Swarthmore College Department of Computer Science

Talk by Ameet Soni, Swarthmore College CS

Techniques for Improved Probabilistic Inference in Protein-Structure Determination
Wed, February 1, 2012
SCI 240, 4:30 pm (refreshments at 4:15)


Abstract

Over the past decade, the field of computer science has seen a large increase in the use and study of probabilistic graphical models due to their ability to provide a compact representation of complex, multidimensional problems. Graphical models have applications in many areas, including natural language processing, computer vision, social-network modeling, and medical diagnosis. Recently, the complexity of problems posed in many domains has stressed the ability of algorithms to reason in graphical models. New techniques for inference are essential to meet the demands of these problems in an efficient and accurate manner.

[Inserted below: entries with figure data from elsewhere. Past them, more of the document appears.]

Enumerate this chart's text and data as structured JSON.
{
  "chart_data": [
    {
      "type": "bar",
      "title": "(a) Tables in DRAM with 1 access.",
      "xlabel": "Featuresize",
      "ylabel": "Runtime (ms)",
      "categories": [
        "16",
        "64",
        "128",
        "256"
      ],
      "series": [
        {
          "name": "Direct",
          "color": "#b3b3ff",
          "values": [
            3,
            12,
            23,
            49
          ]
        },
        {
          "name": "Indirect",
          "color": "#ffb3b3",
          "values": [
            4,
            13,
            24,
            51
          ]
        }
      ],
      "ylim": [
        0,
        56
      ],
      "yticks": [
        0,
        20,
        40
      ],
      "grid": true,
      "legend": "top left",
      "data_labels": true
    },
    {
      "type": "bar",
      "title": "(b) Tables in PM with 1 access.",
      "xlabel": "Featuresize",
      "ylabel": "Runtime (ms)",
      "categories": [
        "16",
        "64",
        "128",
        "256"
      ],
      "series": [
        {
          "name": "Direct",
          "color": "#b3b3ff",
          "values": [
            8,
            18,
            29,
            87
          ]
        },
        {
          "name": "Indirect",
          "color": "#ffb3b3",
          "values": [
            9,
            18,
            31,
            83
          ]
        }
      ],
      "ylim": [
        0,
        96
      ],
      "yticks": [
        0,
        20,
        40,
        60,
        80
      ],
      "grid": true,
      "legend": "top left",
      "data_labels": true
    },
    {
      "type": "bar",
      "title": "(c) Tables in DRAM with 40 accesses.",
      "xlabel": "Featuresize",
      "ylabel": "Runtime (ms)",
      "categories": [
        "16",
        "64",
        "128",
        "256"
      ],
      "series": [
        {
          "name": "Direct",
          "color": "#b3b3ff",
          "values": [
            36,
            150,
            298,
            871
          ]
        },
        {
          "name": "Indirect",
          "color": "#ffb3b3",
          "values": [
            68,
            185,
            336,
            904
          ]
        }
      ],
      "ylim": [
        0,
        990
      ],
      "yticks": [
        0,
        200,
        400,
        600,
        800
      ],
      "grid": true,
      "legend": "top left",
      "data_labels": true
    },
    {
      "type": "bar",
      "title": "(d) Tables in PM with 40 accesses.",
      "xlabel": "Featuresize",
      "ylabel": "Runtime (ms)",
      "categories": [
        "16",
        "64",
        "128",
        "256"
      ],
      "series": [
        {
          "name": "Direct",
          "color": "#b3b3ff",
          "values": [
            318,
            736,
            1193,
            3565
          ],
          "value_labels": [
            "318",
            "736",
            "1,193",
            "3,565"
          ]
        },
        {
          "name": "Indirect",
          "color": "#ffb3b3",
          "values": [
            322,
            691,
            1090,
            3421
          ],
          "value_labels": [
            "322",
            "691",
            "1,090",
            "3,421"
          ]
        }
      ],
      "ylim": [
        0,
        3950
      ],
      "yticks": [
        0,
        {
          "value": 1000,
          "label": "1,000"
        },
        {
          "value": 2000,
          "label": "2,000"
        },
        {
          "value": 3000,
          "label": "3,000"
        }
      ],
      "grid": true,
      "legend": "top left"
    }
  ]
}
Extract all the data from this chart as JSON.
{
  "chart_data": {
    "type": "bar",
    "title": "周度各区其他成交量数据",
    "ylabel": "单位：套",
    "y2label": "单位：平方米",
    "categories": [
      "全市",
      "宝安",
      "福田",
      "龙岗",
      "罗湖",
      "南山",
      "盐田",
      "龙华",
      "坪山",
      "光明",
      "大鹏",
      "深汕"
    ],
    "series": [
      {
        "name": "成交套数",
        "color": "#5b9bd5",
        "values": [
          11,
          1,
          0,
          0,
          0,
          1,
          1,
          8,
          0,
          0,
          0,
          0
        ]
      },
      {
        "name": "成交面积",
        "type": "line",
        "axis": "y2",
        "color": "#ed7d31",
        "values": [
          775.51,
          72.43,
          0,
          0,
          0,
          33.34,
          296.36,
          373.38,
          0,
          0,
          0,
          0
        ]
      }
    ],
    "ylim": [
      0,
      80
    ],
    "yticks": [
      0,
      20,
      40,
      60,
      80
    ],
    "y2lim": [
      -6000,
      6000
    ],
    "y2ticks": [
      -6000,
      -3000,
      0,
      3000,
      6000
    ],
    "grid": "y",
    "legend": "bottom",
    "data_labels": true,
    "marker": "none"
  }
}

One such area of application is in the area of structural genomics. The task of determining protein structures has been a central one to the biological community as they are essential to almost all cellular functions in an organism. In this talk, I will discuss my research on ACMI - a state-of-the-art, automated technique for determining protein structures given low-quality images of a protein. I will discuss my contributions to this problem, and in particular to the topic of probabilistic inference - drawing conclusions from incomplete information. In addition, I will discuss my current research interests, which include applying these new inference techniques to problems in both the medical and biological fields where data is relational and incomplete.